Social Security Disability Insurance (SSDI) and Supplemental Security Income (SSI) are federal programs that provide income support to people who cannot work due to a qualifying disability. For the millions of Americans whose medical conditions prevent them from maintaining employment, these benefits can be a financial lifeline. Yet the application and appeals process is famously difficult, with initial denial rates exceeding sixty to seventy percent, making experienced legal guidance a significant advantage at every stage.
Understanding SSDI vs. SSI
SSDI and SSI are separate programs with different eligibility rules. SSDI is an insurance program — you are eligible based on your work history and the Social Security taxes you have paid. The amount of your SSDI benefit is calculated based on your lifetime earnings record. To be insured for SSDI, you must have worked a sufficient number of quarters in Social Security-covered employment, with recent work history requirements depending on your age. SSI is a needs-based program for disabled individuals with limited income and assets, regardless of work history. SSI provides a fixed federal benefit amount, sometimes supplemented by state payments.
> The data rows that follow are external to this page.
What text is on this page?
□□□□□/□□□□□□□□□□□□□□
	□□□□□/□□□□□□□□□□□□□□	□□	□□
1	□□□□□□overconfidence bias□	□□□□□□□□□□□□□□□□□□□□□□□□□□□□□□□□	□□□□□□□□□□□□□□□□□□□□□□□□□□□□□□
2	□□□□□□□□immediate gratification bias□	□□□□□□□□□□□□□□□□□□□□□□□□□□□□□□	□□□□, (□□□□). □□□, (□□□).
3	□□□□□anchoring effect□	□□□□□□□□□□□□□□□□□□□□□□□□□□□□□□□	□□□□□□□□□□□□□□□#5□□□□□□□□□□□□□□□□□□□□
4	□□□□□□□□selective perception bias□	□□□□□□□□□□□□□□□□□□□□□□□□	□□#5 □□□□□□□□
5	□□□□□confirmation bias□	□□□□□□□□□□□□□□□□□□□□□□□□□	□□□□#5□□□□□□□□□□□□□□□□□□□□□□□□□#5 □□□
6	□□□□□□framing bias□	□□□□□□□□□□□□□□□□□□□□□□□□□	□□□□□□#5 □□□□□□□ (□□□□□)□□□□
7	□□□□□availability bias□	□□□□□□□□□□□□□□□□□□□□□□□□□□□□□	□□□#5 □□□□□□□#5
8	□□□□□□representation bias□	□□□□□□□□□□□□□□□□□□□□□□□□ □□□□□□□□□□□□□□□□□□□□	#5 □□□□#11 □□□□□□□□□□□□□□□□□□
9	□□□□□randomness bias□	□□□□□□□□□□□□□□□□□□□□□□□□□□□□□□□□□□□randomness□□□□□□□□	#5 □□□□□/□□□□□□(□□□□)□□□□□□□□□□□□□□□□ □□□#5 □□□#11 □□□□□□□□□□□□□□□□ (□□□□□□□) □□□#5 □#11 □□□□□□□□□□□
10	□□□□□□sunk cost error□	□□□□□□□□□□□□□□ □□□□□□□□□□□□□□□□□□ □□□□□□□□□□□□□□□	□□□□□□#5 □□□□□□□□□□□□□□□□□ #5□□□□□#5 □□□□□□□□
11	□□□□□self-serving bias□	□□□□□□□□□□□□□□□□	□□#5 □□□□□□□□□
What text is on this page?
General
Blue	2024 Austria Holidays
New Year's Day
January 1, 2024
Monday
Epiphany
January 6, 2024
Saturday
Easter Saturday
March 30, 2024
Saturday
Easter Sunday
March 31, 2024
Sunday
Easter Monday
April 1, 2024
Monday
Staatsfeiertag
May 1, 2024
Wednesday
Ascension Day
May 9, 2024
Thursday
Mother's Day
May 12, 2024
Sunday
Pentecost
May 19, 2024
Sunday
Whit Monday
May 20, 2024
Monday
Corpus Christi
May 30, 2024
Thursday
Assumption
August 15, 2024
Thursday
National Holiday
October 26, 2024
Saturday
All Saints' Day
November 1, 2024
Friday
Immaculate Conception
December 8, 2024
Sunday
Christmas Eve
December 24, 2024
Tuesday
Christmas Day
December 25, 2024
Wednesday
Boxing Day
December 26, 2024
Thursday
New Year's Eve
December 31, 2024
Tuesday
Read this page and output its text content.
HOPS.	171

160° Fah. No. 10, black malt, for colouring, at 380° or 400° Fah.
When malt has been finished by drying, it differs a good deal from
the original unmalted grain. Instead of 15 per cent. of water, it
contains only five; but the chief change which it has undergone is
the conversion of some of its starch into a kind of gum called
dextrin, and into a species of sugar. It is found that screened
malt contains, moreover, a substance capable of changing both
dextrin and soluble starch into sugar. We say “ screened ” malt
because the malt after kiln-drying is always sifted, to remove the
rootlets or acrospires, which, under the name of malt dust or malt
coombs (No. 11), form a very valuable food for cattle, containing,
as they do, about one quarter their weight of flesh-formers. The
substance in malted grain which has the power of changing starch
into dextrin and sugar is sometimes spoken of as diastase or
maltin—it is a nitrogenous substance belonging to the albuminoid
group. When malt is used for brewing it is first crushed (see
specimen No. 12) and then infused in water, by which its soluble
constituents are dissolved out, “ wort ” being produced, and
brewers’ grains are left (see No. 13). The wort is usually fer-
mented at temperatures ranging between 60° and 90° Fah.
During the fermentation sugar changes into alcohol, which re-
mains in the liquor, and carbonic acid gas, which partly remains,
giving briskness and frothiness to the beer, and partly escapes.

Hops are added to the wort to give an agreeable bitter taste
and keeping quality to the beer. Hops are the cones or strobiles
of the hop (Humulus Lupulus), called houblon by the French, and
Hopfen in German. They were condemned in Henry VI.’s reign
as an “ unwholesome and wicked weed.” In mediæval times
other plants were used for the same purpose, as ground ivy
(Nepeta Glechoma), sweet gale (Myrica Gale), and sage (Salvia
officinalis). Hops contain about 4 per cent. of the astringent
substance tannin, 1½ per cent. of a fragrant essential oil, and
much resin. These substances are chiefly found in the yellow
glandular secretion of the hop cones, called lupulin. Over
Many people qualify for both programs simultaneously.
Both programs use the same medical definition of disability — that you have a medically determinable physical or mental impairment that prevents you from engaging in “substantial gainful activity” and that the impairment has lasted or is expected to last at least twelve continuous months or result in death. This definition is strict — Social Security does not pay for partial or temporary disability. If you can work at all in any job that exists in significant numbers in the national economy, you generally do not qualify, regardless of whether such a job is available in your area or whether any employer would hire you.
The Sequential Evaluation Process
Social Security uses a five-step sequential evaluation process to determine disability. The first step asks whether you are currently engaged in substantial gainful activity — if you are working and earning above a threshold amount, you are generally not disabled. The second step asks whether your impairment is severe — whether it significantly limits your physical or mental ability to do basic work activities. The third step compares your impairment to Social Security’s Listing of Impairments, called the “Blue Book” — a collection of specific medical criteria that, if met, result in automatic approval. If your condition meets or equals a listing, you are approved. If not, the evaluation continues.
The fourth step asks whether you can perform your past relevant work — the specific work you have done in the past fifteen years. If you can, you are not disabled. If you cannot, the fifth and final step asks whether you can perform any other work that exists in significant numbers in the national economy, considering your age, education, and work experience. At this step, if the agency cannot identify work you can do given your limitations, you are approved for benefits. Understanding how to present your case at each step of this process is the core skill of experienced disability law.
Why Initial Claims Are Denied and How to Appeal
The majority of initial applications are denied, most often for reasons that are addressable on appeal. Insufficient medical evidence is the most common reason — Social Security must have enough detailed medical documentation to evaluate your specific functional limitations. Doctor’s notes saying “patient is disabled” are not sufficient; what the agency needs is detailed information about what you can and cannot do physically and mentally on a sustained basis. Failure to follow prescribed treatment without good reason can result in denial. Technical eligibility issues — not enough work credits for SSDI, or assets exceeding the SSI limit — must be addressed before the medical evaluation begins.
The appeals process has four levels: reconsideration (review by a different examiner), administrative law judge hearing (a formal hearing before an ALJ with the right to present evidence and testimony), Appeals Council review, and federal court. The ALJ hearing level is where most cases are won — you have the opportunity to testify about your limitations, present additional medical evidence, and have your attorney cross-examine any experts the agency presents. Approval rates at the ALJ level are substantially higher than at initial application and reconsideration, which is why persistence through the appeals process is critical. The vast majority of successful claimants are represented by attorneys at the hearing level, which correlates strongly with higher approval rates.
Working with a Disability Attorney
Disability attorneys work on contingency — they receive no fee unless you are approved for benefits, and their fee is limited by federal law to the lesser of twenty-five percent of your back pay award or a statutory cap updated periodically. There is no out-of-pocket cost to hiring a disability attorney. An attorney can help you gather and present the most persuasive medical evidence, ensure your treating physicians provide the detailed functional assessments that the agency needs, identify relevant listings that your conditions might meet, prepare you to testify effectively at a hearing, cross-examine vocational and medical experts, and identify and correct any technical errors in how your case has been handled. The difference in approval rates between represented and unrepresented claimants at the hearing level is substantial and well-documented.